Investors hear a lot about crude oil, in part because it underpins so much of the economy. Falling oil supplies can often signal demand, and the price of oil can sometimes have ramifications for various stock sectors.
For a little over a year now, crude oil has been trading in a range between roughly $42 and $55 a barrel, unable to break out of that range in either direction. Recently, prices have edged higher – holding above the psychologically important $50 a barrel level for more than two weeks – and some analysts and chart-watchers see growing signs hinting that range-bound price action may end soon.
International Supply Factors Give Oil a Boost
First, let’s consider the supply and demand perspective. When both OPEC and Russia pledged to extend crude production cuts in May 2017, prices initially spiked, then quickly gave back their gains and more as investors seemingly doubted the resolve of producer nations to stick to their quotas. However, since bottoming in late June, prices have risen more than 20%, and here are some of the factors supporting the gains:
- Despite initial doubts, in August, OPEC recorded the highest ever level of quota compliance by its members.
- The ongoing threat from Turkey to close any oil pipelines into the country from Iraq that are administered by the Kurdistan Regional Government.
- Disruptions in US oil production – specifically a drop in rig counts - due in part to Hurricane Harvey.
- A strong global demand for oil in Q2 reported by the International Energy Agency, which recently upped its estimated daily consumption level for 2017 by 1.6 million barrels.
The OPEC/Russia production cuts are supposed to expire in March, but Russian president Vladimir Putin said earlier this month that the cuts could be extended to the end of next year. This sentiment was echoed by Saudi Arabia’s Crown Prince Mohammad bin Salman last Thursday when he told Reuters, “We are committed to work with all producers, OPEC and non-OPEC countries. We will support anything to stabilize the oil demand and supply.”
U.S. Production, Exports A Possible Wildcard
Despite all the bullish tailwinds for crude, there is one major factor that threatens to keep a lid on prices – the emergence of the U.S. as a major exporter.
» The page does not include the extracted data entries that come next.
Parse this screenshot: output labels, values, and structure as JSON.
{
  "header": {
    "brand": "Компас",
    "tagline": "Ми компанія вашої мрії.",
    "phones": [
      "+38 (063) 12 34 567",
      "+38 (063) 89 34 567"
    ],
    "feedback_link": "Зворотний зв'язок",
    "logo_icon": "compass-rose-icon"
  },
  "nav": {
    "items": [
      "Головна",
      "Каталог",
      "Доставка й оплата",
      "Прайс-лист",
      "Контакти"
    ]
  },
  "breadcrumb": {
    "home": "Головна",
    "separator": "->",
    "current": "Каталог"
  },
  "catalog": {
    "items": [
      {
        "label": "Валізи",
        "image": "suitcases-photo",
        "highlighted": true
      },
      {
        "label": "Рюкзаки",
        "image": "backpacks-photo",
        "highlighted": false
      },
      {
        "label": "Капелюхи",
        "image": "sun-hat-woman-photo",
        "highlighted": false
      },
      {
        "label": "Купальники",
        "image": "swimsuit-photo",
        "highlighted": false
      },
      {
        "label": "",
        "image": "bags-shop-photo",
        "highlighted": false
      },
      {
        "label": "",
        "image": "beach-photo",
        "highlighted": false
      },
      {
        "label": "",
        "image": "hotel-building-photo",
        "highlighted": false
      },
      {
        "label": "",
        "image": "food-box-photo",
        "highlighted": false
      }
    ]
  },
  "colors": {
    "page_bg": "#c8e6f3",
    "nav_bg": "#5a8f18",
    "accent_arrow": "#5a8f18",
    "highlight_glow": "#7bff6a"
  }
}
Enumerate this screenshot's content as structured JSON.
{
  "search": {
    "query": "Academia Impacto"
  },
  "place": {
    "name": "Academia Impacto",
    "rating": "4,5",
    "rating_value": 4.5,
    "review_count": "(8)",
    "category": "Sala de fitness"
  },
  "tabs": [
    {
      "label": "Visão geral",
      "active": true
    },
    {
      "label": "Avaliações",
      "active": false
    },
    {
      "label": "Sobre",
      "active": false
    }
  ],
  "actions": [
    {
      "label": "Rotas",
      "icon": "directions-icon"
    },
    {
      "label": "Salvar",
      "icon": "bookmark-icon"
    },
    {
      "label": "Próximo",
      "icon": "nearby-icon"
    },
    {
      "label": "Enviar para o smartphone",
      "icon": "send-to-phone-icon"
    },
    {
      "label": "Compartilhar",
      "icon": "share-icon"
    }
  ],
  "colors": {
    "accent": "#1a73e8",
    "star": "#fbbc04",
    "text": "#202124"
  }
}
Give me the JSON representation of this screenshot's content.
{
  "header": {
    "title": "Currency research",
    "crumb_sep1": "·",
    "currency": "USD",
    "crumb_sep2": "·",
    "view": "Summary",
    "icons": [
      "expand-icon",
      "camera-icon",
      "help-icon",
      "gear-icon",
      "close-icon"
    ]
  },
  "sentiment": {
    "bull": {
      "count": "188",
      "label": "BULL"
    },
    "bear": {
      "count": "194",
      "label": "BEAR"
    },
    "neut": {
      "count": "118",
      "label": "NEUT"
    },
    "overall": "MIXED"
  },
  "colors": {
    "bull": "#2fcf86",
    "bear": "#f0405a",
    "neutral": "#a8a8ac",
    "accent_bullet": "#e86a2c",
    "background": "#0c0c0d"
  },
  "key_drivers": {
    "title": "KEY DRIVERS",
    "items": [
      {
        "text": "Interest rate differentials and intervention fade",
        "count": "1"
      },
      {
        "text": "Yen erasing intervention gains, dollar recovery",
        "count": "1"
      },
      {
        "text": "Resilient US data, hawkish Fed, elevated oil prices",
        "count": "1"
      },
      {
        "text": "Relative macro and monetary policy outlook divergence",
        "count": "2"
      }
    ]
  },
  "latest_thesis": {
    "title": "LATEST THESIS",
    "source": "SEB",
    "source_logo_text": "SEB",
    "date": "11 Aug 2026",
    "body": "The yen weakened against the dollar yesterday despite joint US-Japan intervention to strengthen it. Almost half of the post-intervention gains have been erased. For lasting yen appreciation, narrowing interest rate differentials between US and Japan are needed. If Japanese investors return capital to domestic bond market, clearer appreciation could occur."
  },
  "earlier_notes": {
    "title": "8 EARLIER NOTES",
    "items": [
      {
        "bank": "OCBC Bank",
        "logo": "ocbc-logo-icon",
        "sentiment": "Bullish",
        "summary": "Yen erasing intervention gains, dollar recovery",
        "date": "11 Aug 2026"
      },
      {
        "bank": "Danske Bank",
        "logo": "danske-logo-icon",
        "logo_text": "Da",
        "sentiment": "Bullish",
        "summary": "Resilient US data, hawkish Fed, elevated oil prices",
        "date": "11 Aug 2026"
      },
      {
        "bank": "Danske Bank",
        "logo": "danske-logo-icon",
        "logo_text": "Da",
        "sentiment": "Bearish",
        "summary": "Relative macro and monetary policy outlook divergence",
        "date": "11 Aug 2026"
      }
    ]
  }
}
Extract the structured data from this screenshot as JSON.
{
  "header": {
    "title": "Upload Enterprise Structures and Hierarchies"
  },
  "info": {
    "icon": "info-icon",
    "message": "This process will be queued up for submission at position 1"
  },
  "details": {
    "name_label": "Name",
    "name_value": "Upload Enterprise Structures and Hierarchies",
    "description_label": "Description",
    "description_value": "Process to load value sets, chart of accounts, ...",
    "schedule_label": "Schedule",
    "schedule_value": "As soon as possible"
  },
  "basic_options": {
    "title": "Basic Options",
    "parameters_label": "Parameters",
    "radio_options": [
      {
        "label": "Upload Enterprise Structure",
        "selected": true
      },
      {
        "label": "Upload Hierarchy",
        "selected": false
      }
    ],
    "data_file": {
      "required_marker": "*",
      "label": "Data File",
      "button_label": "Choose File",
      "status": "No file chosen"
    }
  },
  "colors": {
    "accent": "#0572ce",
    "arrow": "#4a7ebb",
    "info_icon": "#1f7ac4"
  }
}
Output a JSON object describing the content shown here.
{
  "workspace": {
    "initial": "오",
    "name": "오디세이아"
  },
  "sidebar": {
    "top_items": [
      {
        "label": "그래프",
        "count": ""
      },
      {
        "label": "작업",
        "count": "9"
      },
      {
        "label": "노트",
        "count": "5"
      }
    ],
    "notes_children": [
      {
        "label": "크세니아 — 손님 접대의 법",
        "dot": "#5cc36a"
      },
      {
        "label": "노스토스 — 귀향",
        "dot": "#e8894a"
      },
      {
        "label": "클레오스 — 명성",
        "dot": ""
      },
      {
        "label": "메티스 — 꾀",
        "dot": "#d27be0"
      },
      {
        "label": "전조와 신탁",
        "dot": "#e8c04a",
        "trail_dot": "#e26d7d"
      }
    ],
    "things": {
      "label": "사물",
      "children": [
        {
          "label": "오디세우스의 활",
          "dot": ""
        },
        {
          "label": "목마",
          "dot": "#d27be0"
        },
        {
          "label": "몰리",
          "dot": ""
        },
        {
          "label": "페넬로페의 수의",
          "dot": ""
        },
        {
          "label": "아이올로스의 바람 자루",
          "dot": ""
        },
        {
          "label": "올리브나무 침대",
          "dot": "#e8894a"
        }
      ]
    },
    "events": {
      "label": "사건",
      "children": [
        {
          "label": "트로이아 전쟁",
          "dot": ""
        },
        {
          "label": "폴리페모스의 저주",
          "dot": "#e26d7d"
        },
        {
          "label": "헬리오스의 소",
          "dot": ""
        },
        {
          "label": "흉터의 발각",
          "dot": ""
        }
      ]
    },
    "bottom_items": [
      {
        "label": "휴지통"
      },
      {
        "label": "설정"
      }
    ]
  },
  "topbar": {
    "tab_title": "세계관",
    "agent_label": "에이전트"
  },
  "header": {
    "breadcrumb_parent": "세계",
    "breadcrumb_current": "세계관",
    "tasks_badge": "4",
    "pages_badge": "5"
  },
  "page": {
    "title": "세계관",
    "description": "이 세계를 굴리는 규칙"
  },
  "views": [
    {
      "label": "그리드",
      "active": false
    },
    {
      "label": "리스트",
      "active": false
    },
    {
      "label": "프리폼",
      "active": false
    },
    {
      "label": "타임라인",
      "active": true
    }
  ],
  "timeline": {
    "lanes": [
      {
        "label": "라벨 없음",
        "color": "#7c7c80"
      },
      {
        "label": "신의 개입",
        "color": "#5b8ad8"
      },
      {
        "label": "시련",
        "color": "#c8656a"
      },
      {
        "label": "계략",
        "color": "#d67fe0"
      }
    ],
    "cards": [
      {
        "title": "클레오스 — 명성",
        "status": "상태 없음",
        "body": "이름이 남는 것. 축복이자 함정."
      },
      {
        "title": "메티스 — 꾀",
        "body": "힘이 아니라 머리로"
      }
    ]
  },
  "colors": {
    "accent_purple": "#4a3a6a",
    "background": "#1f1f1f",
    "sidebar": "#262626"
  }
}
Due to technological advances like fracking and a decades-long drive toward fuel efficiency, the U.S. has greatly curtailed its importation of oil. In fact, according to the U.S. Energy Information Administration, just last week, exports of US crude, diesel, and petroleum products hit an all-time record of 7.66 million barrels per day.
In addition, US production jumped 11% week-over-week to 9.51 million barrels per day, the largest weekly increase since September 2012, and crude stockpiles increased by 856,000 barrels – marking a four-week high.
With such mixed signals in the fundamentals, it wouldn’t be unreasonable to assume that crude could continue to trade in this range for some time to come. But if you look at the technical picture — represented by crude oil futures (/CL) in the chart below — there does seem to be a slight bias higher, which could lead to a potential breakout to the upside.
Checking back on historical data, oil fell hard in 2015 and early 2016, then rallied before settling into a range between $42 and $55 per barrel. This type of extended sideways trading could be a signal that neither buyers nor sellers have enough firepower to break the range – yet.
Though it has been here before, crude is trading in the upper end of the current range, and both the short-term and intermediate-term technical trends appear to be up. This could be a sign that the market believes OPEC is likely to agree to extended production cuts when it meets next on Nov. 30 in Vienna.
Of course, it’s also possible that no matter what OPEC decides, the $55 level may continue to act as resistance and crude could continue its meandering ways going forward. And despite recent strength, the clear takeaway from both the fundamental and technical picture is that crude is still in a range. But it bears watching, as a move outside that range — in either direction — could signal the beginning of a new trend in oil and have a trickle-down effect on other sectors.
If oil indeed climbs out of its current range, the next technical test might be the $60 a barrel level, which is near where oil topped out in mid-2015. The energy sector could be worth watching if oil starts to climb, because energy companies often benefit on both top and bottom lines from higher oil prices. Consumer discretionary is another one to keep an eye on, because higher gas prices can sometimes lead to people spending less on other goods. The airline, rail, and trucking industries could also find it more challenging to pull in profits if they have to start paying up for fuel.